In today’s blog post I will share a story from my recent book 5 Years to Freedom. The story of how I am helping my son understand the power of saving money.
A while ago, I was trying to devise an experiment to teach my son the value of saving money. He has a student bank account with a local institution, however with such low interest rates, it's impossible for him to actually see his money grow. If I can’t get him to physically see it grow, he won’t properly understand the value of saving long term. So I started using the idea of “the bank of dad”. I first learned about this concept from Mr. Money Mustache and decided to mimic his strategy with a more aggressive approach.
This strategy involves me (the parent) being the bank. My son gives me whatever money he wants to save in his bank, and I update a bank book that shows his money growing. I invest his money into our long-term accounts, which will generate much higher returns. I can then pay him more than his student high-interest savings account rate of 0.01% annually. Using this strategy, you obviously have to assume a bit of costs, since you will likely pay your child more interest, risk free, than you may earn. But it’s a small cost, considering they don’t have that much money to save to begin with and considering it will teach them valuable financial lessons.
I wanted my son to clearly see his money growing. At seven years old, that is difficult. So, I settled on a rate of 5% per week. This will sound like a crazy figure since it works out to a 260% annual return on investment. But I wanted him to profit by at least $1 if he saved his $20 bill one week to the next. This would be a great exercise in teaching delayed gratification as well. Instead of trying to explain percentages, we decided the interest would be set at $1 for every $20 in the bank account. Paid weekly on Fridays. I designed a small bank book similar to the ones traditional banks use, but where I can fill it in with a pencil.
He understands now that for every $20, he keeps invested in the Bank of Dad, he will earn an extra $1 every week. This has motivated him to look beyond small short term savings like $30 for a NERF gun and prompted him to aim with longer-term goals in mind. The other day he was at $84 in his bank book when he received $15 from a toy he decided to sell on Kijiji. His first instinct was to give it to me to put into his bank so that his $4/week interest would now go up to $5/week. I was very proud, not only of his ability to embrace delayed gratification but the quick math calculation he had to do to come up with this reasoning.

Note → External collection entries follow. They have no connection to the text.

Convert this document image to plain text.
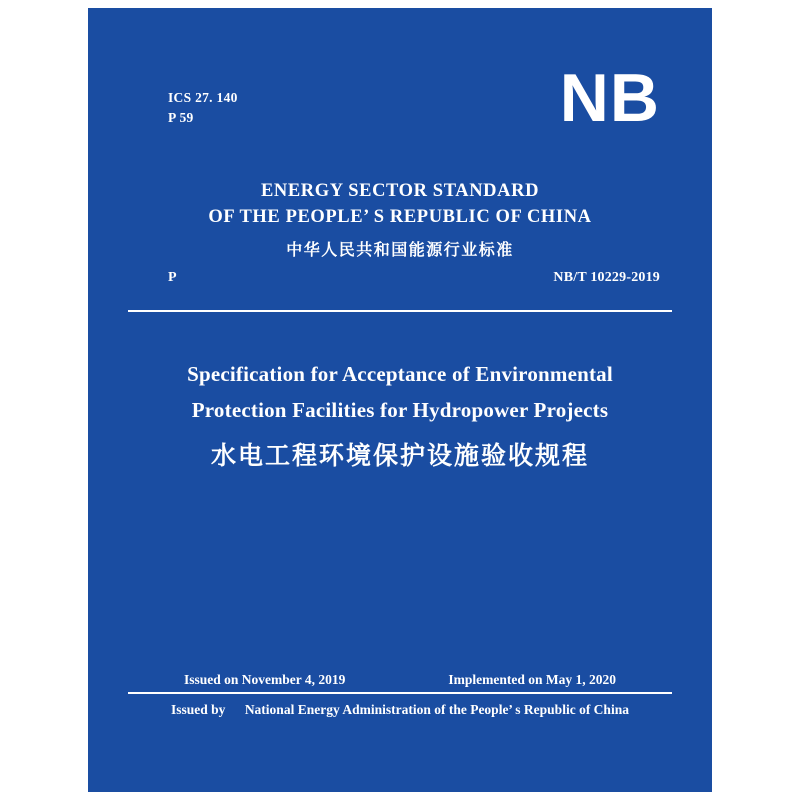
ICS 27. 140
P 59	NB
ENERGY SECTOR STANDARD
OF THE PEOPLE’ S REPUBLIC OF CHINA
中华人民共和国能源行业标准
P	NB/T 10229-2019
Specification for Acceptance of Environmental
Protection Facilities for Hydropower Projects
水电工程环境保护设施验收规程
Issued on November 4, 2019	Implemented on May 1, 2020
Issued by National Energy Administration of the People’ s Republic of China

We started this experiment 6 months ago and it was a hit. He really embraces the idea of putting his money to work for him. My other children are little too young to fully understand this concept, but I think at 6 years old they will be ready for their own account with the Bank of Dad. As my son gets older I will be amending the rules to a more reasonable interest rate since he may eventually get to $1,000 in savings and it is unreasonable to pay him $50 a week in interest. But I will continue to keep a rate that teaches him the power of saving money long term. Right now the system works. Especially considering that he will likely buy a new bike or a new iPad with his savings (a couple of the ideas he has in mind right now) which are things we would probably help him pay for anyways.